AWSCLIでCloudWatchにPutさせることで監視を行っており、

これもChefのレシピになっているので新しいサーバが増えたらサクッと流すだけになっているので、

それと同じことをWindows Serverでもやりたかったので、作ってみました。

 

詳しい内容はREADMEやソースを見ていただくとして、

以下、概要です。

 

windows_scheduler Cookbook

  • windows_scheduler_jobというリソースを追加します。

PowerShellのScheduledJobというコマンドレットを使用しており、今のところそれしか需要がないので分単位での定期処理でPowerShellの実行のみサポートしています。ScheduledTaskというコマンドレットを使用するとPowerShell以外の定期処理を行えます(が、未対応ですw)

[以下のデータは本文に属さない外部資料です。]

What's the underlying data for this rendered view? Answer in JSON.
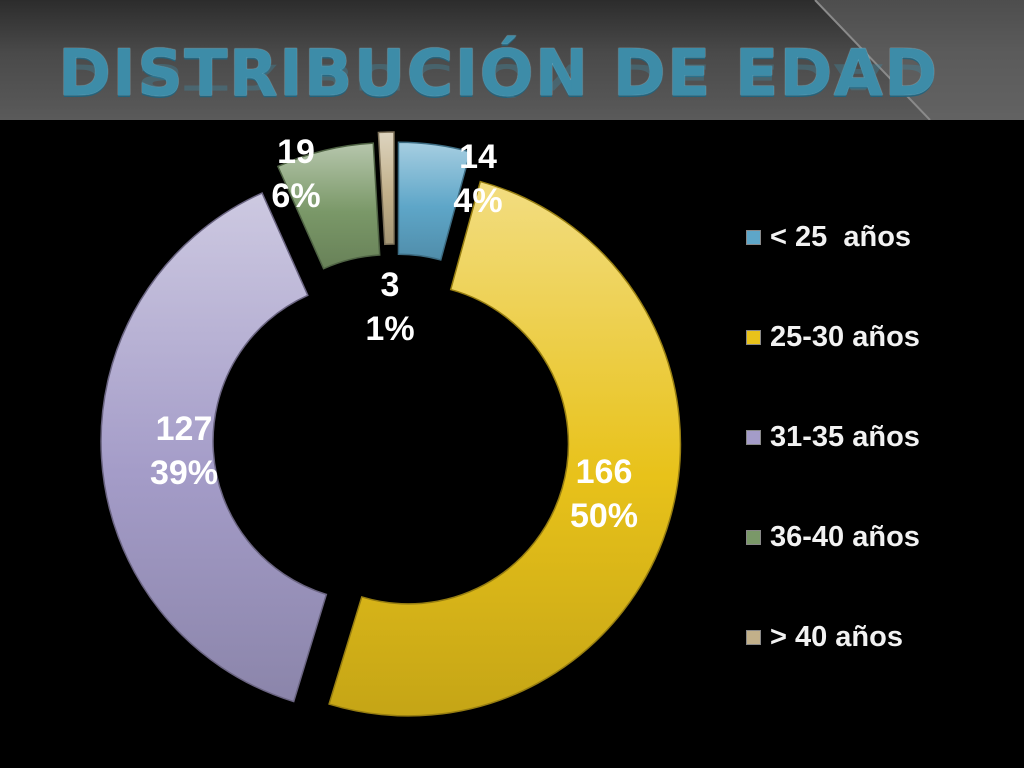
{
  "slide": {
    "title": "DISTRIBUCIÓN DE EDAD"
  },
  "chart_data": {
    "type": "pie",
    "style": "exploded-doughnut",
    "title": "",
    "categories": [
      "< 25  años",
      "25-30 años",
      "31-35 años",
      "36-40 años",
      "> 40 años"
    ],
    "values": [
      14,
      166,
      127,
      19,
      3
    ],
    "percent_labels": [
      "4%",
      "50%",
      "39%",
      "6%",
      "1%"
    ],
    "colors": [
      "#5ea6c8",
      "#e8c21a",
      "#a49cc8",
      "#7a9868",
      "#c2b08a"
    ],
    "legend_position": "right",
    "data_label_color": "#ffffff",
    "data_label_color_gold": "#ffffff"
  },
  "legend": {
    "items": [
      {
        "label": "< 25  años",
        "color": "#5ea6c8"
      },
      {
        "label": "25-30 años",
        "color": "#e8c21a"
      },
      {
        "label": "31-35 años",
        "color": "#a49cc8"
      },
      {
        "label": "36-40 años",
        "color": "#7a9868"
      },
      {
        "label": "> 40 años",
        "color": "#c2b08a"
      }
    ]
  }
}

また、今回はじめて知ったのだけど、Windowsのタスクスケジューラは、デフォルトで前の同じタスクが終わっていない場合は次のタスクを実行してくれないのですが、そこはcronと同じように重複起動して欲しかったので変えるオプションを付加しています(リソースに与えるattributeで変更可能)

 

powershell_cloudwatch Cookbook

  • powershell_cloudwatch_couterというリソースを追加します。
  • powershell_cloudwatch_processというリソースを追加します。

PowerShellのGet-Couterというコマンドレットを使用して、PerformanceCounterという内部的なパフォーマンス情報を収扱うためのオブジェクトを取得します。それにより、実行時を切り取った値ではなく、指定されたインターバルで指定された回数取得し、その最小最大やサンプル数と合計値といったCloudWatchが扱える値のそれぞれに分類してPutします。

それに加えて、Get-Processというコマンドレットを使用してプロセス数をPutするためのリソースも作りました。こちらは、実行時を切り取った値をPutします。

 

Windows ServerをChefで色々やろうと思うと、

やはりPowerShellの知識は切っても切れないものとなりそうです。